TEAMS and MTTR: Humans are local optimizers, and are biased towards their more recent experiences. Consequently, manual troubleshooting, especially on infrequent and atypical problems, takes substantially longer time and is error prone.
The reasoner in TEAMS guides the service agent with optimized sequence of troubleshooting steps. The reasoner considers all the possible causes of failure, weighs them by probability of occurrence, and takes into account available skills, materials and knowledge, the observed failure symptoms, and user complaints, when optimizing the troubleshooting strategy. This enables all service agents to troubleshoot like an expert, delivering consistent performance and lowest possible MTTD.

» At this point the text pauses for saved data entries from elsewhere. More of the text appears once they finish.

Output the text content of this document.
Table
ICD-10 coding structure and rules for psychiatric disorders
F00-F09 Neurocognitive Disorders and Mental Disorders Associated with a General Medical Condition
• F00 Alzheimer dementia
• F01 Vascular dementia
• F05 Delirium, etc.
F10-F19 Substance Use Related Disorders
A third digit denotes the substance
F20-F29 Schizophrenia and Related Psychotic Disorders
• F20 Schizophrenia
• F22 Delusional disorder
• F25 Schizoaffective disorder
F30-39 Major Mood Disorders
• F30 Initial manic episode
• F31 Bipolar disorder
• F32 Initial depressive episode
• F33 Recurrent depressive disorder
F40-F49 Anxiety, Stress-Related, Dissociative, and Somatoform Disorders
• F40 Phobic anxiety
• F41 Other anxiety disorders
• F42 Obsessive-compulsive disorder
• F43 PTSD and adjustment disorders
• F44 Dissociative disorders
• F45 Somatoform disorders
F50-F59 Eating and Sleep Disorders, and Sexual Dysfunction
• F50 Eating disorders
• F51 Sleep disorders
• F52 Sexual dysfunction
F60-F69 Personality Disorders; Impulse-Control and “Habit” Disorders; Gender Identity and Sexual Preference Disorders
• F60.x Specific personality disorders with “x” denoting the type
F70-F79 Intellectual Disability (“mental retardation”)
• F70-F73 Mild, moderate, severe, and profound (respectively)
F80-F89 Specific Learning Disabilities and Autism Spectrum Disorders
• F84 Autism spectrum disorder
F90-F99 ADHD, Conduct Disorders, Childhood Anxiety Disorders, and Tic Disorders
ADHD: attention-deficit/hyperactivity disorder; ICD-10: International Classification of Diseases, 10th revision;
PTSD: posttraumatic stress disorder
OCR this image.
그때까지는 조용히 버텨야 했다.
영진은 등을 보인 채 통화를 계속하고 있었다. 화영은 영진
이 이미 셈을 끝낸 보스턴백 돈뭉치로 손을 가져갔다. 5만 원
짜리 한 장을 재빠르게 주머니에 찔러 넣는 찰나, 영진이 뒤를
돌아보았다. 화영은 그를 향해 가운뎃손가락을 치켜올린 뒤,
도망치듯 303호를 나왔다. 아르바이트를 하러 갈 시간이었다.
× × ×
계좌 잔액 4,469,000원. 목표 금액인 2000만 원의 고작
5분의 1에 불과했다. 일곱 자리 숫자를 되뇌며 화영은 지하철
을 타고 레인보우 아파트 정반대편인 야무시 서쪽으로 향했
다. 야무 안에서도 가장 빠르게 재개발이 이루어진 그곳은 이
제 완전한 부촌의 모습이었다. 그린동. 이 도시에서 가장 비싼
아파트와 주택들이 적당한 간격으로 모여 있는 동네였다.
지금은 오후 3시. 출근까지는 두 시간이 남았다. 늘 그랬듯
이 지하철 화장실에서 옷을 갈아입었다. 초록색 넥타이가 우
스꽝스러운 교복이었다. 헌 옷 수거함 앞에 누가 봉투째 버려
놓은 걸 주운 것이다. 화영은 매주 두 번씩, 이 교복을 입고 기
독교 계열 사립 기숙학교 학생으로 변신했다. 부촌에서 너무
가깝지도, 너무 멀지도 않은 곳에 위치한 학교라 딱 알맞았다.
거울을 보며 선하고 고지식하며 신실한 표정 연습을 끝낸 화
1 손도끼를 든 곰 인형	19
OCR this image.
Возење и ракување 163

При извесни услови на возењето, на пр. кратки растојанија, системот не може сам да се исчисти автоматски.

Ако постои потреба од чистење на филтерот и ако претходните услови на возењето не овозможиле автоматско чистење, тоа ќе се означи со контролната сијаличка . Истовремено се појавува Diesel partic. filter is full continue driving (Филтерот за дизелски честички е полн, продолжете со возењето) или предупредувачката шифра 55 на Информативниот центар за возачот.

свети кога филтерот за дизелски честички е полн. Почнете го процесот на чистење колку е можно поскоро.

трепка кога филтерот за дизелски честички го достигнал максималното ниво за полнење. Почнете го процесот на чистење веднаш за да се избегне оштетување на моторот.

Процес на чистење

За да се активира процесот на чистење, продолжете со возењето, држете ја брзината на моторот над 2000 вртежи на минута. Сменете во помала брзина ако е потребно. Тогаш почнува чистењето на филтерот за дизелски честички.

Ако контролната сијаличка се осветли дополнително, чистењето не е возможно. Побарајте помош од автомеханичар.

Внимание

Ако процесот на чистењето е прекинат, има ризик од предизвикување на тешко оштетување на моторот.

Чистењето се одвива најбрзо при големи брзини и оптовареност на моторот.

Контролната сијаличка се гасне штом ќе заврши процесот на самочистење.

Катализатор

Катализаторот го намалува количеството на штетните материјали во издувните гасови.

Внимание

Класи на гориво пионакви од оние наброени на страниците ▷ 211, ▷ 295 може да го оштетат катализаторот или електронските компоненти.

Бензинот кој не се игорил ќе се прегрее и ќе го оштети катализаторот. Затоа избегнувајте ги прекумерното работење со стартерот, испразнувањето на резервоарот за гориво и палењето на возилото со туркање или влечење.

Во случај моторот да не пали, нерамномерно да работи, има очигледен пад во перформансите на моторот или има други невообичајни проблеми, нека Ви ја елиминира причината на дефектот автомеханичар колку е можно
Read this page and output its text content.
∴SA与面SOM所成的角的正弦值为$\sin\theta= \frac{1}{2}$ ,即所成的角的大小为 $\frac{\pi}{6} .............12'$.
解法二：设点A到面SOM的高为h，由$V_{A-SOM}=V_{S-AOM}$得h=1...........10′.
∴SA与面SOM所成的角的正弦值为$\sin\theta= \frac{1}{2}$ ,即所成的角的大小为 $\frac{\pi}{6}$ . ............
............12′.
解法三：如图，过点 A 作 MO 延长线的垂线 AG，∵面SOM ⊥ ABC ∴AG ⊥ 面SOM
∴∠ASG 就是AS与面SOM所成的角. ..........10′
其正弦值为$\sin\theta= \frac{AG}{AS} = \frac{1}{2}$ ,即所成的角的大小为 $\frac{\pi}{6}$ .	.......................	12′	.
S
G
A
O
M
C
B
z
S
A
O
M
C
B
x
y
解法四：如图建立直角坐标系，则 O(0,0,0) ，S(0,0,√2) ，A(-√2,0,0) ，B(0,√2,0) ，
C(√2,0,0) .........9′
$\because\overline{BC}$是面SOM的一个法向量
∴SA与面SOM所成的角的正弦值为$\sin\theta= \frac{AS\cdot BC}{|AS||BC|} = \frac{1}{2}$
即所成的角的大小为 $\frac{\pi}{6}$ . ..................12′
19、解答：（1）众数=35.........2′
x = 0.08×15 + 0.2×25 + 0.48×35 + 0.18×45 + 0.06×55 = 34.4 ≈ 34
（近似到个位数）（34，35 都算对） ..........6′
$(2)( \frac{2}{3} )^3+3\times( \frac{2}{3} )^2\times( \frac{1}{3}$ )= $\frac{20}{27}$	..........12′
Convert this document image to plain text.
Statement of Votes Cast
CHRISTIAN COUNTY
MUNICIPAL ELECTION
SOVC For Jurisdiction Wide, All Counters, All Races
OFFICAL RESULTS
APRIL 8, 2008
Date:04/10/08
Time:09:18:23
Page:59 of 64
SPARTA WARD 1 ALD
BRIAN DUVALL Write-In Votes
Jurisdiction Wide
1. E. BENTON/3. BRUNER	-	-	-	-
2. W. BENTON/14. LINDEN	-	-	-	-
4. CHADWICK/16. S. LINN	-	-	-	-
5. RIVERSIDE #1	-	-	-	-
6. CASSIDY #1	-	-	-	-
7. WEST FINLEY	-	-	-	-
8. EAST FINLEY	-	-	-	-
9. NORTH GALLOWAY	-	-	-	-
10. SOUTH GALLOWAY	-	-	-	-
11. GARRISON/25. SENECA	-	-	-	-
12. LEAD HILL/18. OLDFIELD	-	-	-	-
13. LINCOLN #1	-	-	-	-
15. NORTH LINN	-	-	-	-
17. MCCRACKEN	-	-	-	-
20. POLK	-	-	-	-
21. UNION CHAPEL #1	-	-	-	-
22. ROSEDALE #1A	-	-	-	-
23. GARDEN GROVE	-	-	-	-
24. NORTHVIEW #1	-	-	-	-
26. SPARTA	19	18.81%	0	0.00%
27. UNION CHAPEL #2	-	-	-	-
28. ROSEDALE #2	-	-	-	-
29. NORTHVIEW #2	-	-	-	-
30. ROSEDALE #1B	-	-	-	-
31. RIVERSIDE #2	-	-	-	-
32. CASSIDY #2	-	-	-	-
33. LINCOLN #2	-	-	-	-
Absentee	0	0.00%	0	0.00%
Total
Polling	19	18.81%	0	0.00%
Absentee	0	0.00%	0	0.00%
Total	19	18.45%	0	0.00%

Moreover, the reasoner guides the service agent through a systematic process of diagnosing the problem, correcting the problem, and then verifying the correctness of the fix, thereby ensuring that the problem is fixed right the first time.
Typically, the troubleshooting time is reduced by 75-80% over manual troubleshooting methods, and first time success rate of 90% or more is achieved. Progressive service organizations can leverage Remote Diagnosis and Diagnose before dispatch capabilities of the TEAMS solution to further reduce the unproductive service calls, and increased first-time fix rates reduce rework and revisits.
As seen from Eq. (1), the reduction in MTTR has direct impact on reducing variability, and consequently, on cycle time and work-in-process. As stated earlier, reduction in variability leads to highly capable processes, guaranteed lead times and high levels of consistent service; attributes essential to delivering performance and uptime.
[1] Wallace J. Hopp and Mark J. Spearman, Factory Physics, McGraw-Hill, NY, 3rd edition, 2008.